I brought my fly rod and spin cast setup to fish for trout. I caught a nice cutthroat in Big Lookout Lake, and some smaller fish, but the fish seemed finicky. I could see that a float tube would be “the kind” to really slay the fish up there.
Wendy and I toured Heart Lake and Big Rainbow Lake on Sunday morning. Those lakes were only a mile or so from Big Lookout, but they were both very big and beautiful.
We saw several dad-and-daughter pairs camping at Big Lookout Lake. One of the dads hauled his 2 1/2-year-old daughter up to that lake, carrying a backpack with his sleeping bag and hers, a tent, their food and clothes, etc. That’s devotion!
On our drive home, we took Forest Road No. 172 to Featherville and took mostly paved roads back to Boise. It’s still about 3 hours going that direction, but much easier on your vehicle.

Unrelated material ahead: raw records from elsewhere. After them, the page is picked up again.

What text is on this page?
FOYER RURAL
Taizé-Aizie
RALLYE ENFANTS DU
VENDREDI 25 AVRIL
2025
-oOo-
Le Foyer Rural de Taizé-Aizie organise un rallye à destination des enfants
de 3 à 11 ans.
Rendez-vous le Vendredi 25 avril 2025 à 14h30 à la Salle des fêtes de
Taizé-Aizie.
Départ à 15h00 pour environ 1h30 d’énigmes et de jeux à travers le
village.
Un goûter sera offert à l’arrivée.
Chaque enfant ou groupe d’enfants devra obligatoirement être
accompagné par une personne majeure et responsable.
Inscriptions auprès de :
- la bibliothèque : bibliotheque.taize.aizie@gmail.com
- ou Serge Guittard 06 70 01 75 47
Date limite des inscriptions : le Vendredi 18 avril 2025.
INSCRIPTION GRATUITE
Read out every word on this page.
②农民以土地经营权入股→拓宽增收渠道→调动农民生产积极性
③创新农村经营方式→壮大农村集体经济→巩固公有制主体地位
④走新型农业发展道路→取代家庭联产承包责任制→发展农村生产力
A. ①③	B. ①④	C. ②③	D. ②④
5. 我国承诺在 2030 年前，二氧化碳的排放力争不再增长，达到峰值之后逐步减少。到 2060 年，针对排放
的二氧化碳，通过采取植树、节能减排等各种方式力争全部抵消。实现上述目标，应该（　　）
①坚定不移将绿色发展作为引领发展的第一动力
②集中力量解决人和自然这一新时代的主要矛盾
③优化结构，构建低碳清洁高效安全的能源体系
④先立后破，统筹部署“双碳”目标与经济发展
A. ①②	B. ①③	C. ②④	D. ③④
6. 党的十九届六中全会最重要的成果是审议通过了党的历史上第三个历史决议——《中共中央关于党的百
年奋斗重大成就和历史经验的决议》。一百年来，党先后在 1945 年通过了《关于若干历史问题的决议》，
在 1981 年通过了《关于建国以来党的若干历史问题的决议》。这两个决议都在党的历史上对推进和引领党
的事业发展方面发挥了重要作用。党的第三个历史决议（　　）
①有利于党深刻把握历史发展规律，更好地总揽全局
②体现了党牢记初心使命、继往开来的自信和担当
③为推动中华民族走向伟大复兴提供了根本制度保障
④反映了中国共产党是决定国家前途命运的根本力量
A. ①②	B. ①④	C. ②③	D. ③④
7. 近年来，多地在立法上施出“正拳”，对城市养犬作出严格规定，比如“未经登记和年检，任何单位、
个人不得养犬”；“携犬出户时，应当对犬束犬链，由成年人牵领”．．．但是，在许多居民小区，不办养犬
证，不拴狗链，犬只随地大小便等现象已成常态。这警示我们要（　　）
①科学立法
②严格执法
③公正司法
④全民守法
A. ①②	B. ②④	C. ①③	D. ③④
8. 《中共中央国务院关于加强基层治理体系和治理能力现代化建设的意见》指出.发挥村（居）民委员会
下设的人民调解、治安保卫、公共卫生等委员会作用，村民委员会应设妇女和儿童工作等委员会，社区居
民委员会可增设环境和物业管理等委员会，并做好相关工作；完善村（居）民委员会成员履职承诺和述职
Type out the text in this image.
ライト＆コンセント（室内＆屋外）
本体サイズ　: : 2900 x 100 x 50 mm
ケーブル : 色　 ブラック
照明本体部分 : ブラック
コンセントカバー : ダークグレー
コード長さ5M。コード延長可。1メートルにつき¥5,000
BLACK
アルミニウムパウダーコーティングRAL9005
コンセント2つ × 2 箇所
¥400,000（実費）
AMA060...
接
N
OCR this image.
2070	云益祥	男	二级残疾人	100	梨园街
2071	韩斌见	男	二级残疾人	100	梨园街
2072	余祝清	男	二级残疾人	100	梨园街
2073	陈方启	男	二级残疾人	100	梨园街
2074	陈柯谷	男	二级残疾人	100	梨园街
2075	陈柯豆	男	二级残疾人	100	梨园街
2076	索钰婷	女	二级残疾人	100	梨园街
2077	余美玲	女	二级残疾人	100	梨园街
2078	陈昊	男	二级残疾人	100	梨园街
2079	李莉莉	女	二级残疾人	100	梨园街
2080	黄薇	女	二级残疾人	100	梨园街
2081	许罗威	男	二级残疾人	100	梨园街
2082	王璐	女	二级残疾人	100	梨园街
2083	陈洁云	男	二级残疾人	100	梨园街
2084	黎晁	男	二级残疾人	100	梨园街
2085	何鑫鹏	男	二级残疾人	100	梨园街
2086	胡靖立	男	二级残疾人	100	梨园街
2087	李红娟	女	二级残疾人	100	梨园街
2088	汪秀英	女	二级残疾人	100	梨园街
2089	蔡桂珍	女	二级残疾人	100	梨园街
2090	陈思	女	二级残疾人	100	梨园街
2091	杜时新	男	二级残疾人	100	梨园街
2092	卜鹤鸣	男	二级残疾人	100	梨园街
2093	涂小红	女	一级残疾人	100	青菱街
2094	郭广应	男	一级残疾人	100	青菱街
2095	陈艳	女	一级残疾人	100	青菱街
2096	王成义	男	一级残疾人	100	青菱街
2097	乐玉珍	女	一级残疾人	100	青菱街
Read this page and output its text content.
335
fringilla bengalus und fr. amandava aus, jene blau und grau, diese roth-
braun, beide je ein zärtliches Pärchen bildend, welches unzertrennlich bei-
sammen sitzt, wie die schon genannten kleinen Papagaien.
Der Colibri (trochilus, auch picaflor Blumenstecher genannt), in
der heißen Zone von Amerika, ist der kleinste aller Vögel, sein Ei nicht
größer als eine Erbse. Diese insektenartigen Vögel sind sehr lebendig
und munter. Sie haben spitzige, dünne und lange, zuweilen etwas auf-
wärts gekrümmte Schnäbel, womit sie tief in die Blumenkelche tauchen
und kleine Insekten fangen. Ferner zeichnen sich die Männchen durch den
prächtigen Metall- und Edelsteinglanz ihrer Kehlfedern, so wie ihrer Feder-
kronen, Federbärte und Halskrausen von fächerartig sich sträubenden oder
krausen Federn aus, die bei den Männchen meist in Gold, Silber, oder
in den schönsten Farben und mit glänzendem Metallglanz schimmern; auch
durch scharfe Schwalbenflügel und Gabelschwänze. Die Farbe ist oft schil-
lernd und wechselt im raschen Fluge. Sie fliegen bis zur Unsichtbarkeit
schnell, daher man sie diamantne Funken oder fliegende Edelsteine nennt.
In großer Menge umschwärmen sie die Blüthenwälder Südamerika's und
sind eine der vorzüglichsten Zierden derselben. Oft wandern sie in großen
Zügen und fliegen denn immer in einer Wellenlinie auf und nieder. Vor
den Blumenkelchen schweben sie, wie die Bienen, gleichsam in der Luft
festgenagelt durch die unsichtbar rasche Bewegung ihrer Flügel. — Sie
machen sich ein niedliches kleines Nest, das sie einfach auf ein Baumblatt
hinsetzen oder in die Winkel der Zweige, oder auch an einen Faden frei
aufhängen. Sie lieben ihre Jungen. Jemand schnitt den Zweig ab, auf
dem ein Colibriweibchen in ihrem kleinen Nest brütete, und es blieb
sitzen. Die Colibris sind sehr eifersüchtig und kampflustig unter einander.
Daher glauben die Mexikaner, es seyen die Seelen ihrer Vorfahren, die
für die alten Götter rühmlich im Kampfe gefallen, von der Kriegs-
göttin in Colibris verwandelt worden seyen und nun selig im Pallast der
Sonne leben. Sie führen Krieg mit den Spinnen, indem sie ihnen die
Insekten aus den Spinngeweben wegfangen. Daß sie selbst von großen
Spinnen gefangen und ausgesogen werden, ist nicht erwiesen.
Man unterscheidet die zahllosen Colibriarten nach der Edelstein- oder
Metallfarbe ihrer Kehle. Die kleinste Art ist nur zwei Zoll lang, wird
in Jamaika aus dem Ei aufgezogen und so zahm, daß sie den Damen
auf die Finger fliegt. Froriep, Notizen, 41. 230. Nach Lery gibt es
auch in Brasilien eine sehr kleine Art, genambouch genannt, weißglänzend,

Plus, you can stop at the rustic restaurant in Pine and get a milkshake.
As we move into September, I would expect the number of people flocking to the Trinities will dissipate. And there’s plenty of nice weather left for backpacking.
Steve Stuebner is a longtime Idaho outdoors writer. He writes occasional columns for Playing Outdoors.
What you need
▪ Boise National Forest map for road navigation
▪ Topo map and/or GPS for trip navigation
▪ Fill your water bottles with fresh drinking water before you go and carry a water purifier to pump fresh water for the weekend.